コラム「風」平成25年9月
確認の意義
秋田県美郷町長 松 田 知 己
9月1日が誕生日の私は、生まれながらにして「防災」を考えねばならない宿命です。なぜかと言いますと、その日が関東大震災の日だからです。そのため、9月1日は全国の「防災の日」になっており、夕方には必ず防災関連のニュースが流れます。いきおい私は、誕生日のウキウキ気分とともに、否応なく防災意識や体制について確認せざるを得ないわけです。ちなみに9月1日は地元二ツ柳集落のお地蔵さんのお祭りの日。地域的には本当におめでたい日に生んでもらっているわけですが・・・。

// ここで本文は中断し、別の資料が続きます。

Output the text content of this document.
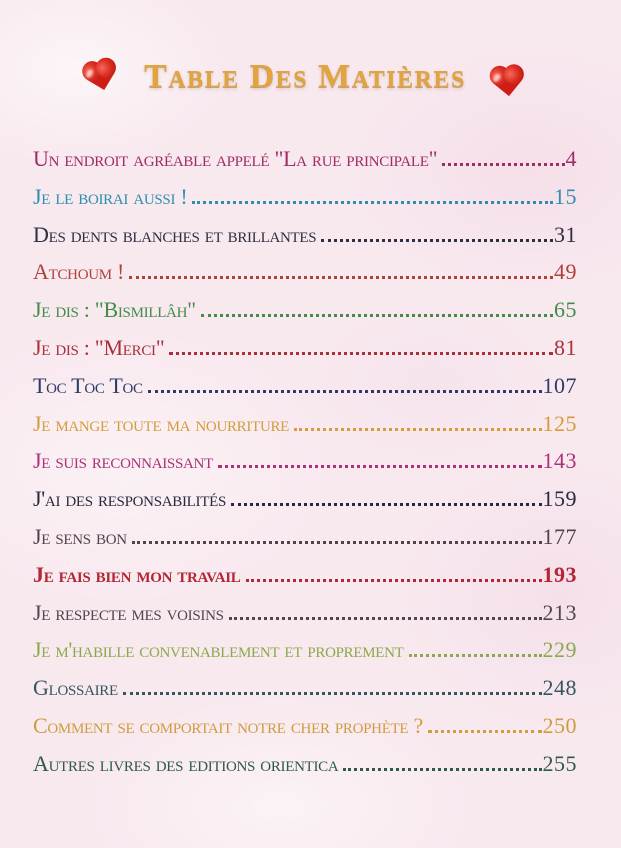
Table Des Matières
Un endroit agréable appelé "La rue principale"	4
Je le boirai aussi !	15
Des dents blanches et brillantes	31
Atchoum !	49
Je dis : "Bismillâh"	65
Je dis : "Merci"	81
Toc Toc Toc	107
Je mange toute ma nourriture	125
Je suis reconnaissant	143
J'ai des responsabilités	159
Je sens bon	177
Je fais bien mon travail	193
Je respecte mes voisins	213
Je m'habille convenablement et proprement	229
Glossaire	248
Comment se comportait notre cher prophète ?	250
Autres livres des editions orientica	255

そして今年。やはり防災をさらに意識しなければならない誕生日を迎えました。つい先日、豪雨に伴う大きな災害があったからです。既にご承知のとおり、県内では浸水被害や土砂崩れが多数発生し、そして仙北市においては土石流も発生。甚大な被害を蒙(こうむ)りました。亡くなられた方々のご冥福をお祈りするとともに、被災された方々には心からお見舞いを申し上げます。
一方で、美郷町は被災という観点では本当に恵まれています。最近の自然災害、まるで美郷町を避けてくれているようにも見えます。本当にありがたいことです。しかし、私たちはそんな根拠のない幸運に甘えている訳にはいきません。災害への備えの意識は「常在」が基本。そのため、先般もヤマト運輸株式会社と協定を締結しましたが、今後も充実を期したいと思います。そしてこの度、備えの意識についてみなさんに今一度のお願いがあります。
町では平成21年3月に「災害ハザードマップ」、24年5月に「防災お役立ちガイド」を作成し、全戸配布しました。その中には、浸水想定区域や浸水の深さ想定、土砂災害危険区域や地すべり危険箇所などを記載しています。みなさん、自分が住んでいる地域の危険性、改めて確認してください。また、危険性の有無に関わらず、自分の命は自ら守る観点で、不測の事態にどこにどうやって動くのかも、改めて確認をお願いしたいと思います。
こうした実践の積み重ねが、もし、災害時に明暗を分けるようなことがあるならば、確認という簡単な行為は大きな意味を持つ机上訓練になります。